Rhodes’ journey to get where he is today is spectacular.
FSU fans would be forgiven for not remembering that the Miami Norland High School product was once the seventh-lowest rated recruit in Florida State’s 2009 class. A three-star receiver ranked as the 88th receiver in the country, and the 101st player in the State of Florida, according to the 247Sports composite.
It wasn’t for a lack of talent. Rhodes was a two-sport star in high school, playing football and running track. His senior year he led Miami Norland in rushing and receiving. He also qualified for the state track finals after running 10.70 seconds in the 100-meter dash.

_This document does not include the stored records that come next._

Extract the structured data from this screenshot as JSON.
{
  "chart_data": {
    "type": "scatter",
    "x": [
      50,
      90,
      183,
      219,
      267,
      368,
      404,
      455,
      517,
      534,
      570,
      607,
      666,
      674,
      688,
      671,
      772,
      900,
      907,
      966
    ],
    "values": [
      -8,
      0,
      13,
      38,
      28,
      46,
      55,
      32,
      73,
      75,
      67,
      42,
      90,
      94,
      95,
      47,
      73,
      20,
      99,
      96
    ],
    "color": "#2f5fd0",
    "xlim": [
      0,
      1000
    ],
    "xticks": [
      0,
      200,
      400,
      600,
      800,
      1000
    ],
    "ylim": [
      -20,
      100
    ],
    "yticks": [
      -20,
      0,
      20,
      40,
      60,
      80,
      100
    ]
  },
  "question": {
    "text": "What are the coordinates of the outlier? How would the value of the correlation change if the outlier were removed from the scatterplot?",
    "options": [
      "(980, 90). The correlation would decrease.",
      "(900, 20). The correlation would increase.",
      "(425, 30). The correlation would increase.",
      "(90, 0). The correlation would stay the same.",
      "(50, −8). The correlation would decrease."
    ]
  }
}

When he arrived at FSU for the 2009 season, at all of 6’2 and a lanky 195 pounds, then-FSU head coach Jimbo Fisher saw his length, strength, and speed — and all the potential that came with it. Fisher made a decision to switch Rhodes to the other side of the ball. He’d play cornerback. So, Rhodes redshirted. It would have to be years before FSU would see any return on that kind of investment, right?
Nope. It took Rhodes all of, well, immediately, to be good.
Rhodes was named a consensus freshman All-American following his redshirt freshman 2010 campaign. He was awarded first team freshman All-American honors by College Football News and the Football Writers Association of America. He did it on the back of a 58 tackle — 49 unassisted and 3.5 for loss — two sack, four interception, and twelve pass breakups showcase from the boundary cornerback spot. He was named the ACC Defensive Rookie of the Year. He always made big plays, intercepting the Clemson Tigers in the end zone in a 16-13 win and recovering a fumble against the Florida Gators.
That’s all that FSU’s opponents needed to see. Or not see, as afterward most teams pretended his side of the field didn’t exist. Not just his next season, but the season after that, too.
The quality of Rhodes’ play didn’t diminish, but without the attention from opposing offenses his numbers declined. His tackles dropped from 58 to 43 in 2011, and then to 39 in 2012. He recorded just four pass breakups in 2011 and then rebounded to seven in 2012, also stealing another four passes.
As a consequence, Rhodes became criminally underrated by the awards circuit. He did finish as a semi-finalist for the Thorpe Award, given every year to the nation’s best defensive back, his junior year. He was the only ACC player to receive that honor. He was also named a first team All-ACC player.
That year, in his last twelve games in the Garnet and Gold, Rhodes was targeted 47 times and allowed just 13 completions for 88 yards. The FSU defense lead the country in yards per play allowed and were in the top six in pass defense and pass efficiency defense. He earned back-to-back Mr. Dependable Skill Awards at the annual team banquet his last two seasons.
He finished his career at FSU with 140 total tackles, seven for a loss, eight interceptions and 23 pass breakups. He was selected by the Minnesota Vikings with the 25th overall pick in 2013 NFL Draft. And, well, you know the rest.
Rhodes stood on the shoulders of the giants that came before him and still left his own legacy. And he did it at DBU. Rhodes may not have put up the numbers that other players have during his time in Tallahassee, but he was just really, really good. And still is.